Amid the Powers and Chances of the World
12. Deep Roots Are Not Reached by the Frost
Slipping out of one of the Last Homely House's numerous side-doors, Rowanna began to descend along the terraces that dropped steeply down the valley's side. Though there was sunlight slanting across the gardens, the air bit her skin crisply; she took a deep, glad breath and determined to dwell no longer on her uncomfortable encounter with the Dwarves. They did not mean to discomfit you, she told herself firmly, remembering what Bilbo had told her of the punctilious Dwarven sense of social nicety. They have never encountered anyone like you before, that is all - and you've spent half your life confounding other people's expectations, so why let it trouble you now?

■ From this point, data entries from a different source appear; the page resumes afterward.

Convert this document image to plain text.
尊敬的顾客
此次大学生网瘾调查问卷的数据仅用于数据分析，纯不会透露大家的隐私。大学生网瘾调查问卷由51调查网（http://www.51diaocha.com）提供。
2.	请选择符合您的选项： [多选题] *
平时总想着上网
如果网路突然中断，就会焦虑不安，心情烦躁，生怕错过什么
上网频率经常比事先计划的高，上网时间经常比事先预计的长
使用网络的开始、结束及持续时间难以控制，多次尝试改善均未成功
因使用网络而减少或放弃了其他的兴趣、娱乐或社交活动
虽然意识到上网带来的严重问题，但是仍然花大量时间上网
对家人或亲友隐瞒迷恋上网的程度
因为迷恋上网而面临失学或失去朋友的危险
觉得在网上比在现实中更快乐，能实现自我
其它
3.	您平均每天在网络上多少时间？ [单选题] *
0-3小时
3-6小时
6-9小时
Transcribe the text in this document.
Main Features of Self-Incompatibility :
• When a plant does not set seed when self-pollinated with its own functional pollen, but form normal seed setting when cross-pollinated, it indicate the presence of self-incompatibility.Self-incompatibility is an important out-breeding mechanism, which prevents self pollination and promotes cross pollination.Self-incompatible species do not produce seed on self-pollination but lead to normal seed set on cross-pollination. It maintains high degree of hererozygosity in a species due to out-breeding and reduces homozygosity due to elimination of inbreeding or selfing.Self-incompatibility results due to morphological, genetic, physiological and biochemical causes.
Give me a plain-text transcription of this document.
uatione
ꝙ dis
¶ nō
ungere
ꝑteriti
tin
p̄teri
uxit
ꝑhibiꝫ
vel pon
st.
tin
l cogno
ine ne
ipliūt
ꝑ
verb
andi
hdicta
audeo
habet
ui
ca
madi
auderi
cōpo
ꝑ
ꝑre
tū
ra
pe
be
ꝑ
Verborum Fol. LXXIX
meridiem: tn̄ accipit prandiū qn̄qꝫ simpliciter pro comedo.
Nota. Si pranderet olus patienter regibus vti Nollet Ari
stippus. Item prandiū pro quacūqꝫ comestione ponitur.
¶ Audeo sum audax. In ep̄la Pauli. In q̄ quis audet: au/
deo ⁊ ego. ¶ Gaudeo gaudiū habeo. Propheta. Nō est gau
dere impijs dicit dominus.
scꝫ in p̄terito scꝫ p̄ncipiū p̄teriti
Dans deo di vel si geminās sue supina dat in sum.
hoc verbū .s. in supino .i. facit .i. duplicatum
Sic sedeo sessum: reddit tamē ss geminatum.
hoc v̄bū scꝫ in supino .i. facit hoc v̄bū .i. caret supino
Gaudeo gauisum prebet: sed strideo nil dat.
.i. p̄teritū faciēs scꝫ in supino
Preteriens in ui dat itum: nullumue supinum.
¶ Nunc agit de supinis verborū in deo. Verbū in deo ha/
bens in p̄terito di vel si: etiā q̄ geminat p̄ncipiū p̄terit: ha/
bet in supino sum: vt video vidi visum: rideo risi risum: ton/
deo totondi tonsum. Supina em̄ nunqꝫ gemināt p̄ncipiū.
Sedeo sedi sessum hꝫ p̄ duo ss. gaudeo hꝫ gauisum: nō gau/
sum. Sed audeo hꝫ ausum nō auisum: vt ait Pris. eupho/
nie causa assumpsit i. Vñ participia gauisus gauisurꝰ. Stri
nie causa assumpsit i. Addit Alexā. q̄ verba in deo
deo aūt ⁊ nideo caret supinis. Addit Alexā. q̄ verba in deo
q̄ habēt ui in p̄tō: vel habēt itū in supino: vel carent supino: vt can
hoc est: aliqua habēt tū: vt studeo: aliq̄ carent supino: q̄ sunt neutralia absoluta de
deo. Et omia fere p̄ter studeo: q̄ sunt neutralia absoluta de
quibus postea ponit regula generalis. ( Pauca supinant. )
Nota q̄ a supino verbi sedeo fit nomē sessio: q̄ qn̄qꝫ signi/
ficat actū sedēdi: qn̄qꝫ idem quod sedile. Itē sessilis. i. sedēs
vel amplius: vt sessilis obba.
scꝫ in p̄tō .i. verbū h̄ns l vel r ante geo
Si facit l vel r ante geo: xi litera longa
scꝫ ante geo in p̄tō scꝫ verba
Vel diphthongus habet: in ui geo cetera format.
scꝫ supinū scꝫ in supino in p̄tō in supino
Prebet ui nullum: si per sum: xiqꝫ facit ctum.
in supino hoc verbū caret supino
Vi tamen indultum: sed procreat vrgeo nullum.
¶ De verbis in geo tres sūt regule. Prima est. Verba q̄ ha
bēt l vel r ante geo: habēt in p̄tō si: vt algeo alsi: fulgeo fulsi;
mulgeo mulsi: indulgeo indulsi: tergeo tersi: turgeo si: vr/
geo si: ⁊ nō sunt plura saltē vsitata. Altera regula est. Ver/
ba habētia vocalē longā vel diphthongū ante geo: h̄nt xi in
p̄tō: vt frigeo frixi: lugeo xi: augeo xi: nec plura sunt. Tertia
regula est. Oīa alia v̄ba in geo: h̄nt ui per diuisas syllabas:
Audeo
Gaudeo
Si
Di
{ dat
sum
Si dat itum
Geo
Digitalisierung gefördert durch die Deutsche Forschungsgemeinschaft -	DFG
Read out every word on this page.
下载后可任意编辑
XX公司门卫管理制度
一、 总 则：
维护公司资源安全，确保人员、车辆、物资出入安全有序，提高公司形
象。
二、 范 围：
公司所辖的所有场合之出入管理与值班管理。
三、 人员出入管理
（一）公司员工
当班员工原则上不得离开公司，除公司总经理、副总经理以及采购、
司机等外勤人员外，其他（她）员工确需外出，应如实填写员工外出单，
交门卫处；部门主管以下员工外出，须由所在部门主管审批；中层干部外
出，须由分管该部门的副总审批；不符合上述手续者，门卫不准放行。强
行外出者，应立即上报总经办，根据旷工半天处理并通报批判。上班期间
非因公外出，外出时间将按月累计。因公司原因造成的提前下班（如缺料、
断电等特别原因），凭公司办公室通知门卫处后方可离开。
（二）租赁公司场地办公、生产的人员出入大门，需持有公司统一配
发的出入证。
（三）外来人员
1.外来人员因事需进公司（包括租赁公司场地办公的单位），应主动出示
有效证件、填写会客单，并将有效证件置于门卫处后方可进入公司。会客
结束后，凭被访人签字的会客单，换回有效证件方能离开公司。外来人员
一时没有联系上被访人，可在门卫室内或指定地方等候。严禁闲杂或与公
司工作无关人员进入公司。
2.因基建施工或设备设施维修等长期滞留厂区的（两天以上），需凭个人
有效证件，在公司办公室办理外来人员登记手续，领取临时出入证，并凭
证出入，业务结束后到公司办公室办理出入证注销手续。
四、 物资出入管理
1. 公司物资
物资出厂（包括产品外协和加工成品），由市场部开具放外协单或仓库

Glancing through a well-manicured gap in the box hedges, she caught sight of an Elf on his knees beside the flower-beds, tenderly wrapping a length of some fleecy fabric around the base of a plant. From somewhere beside him an eager voice drifted up:
"Why, that's just like I'd do back home in the Shire, to keep the frost from getting to Mr. Bilbo's laburnums - only I'd be using sacking, o'course, having none o' this special Elven stuff..."
Samwise, she thought, smiling to herself. Frodo's gardening-boy. Clearly, even in a place as strange and magical as Rivendell must seem to him, Sam had quickly found where he belonged. Sighing, she left the two gardeners happily sharing their craft, and drifted on down towards the valley floor.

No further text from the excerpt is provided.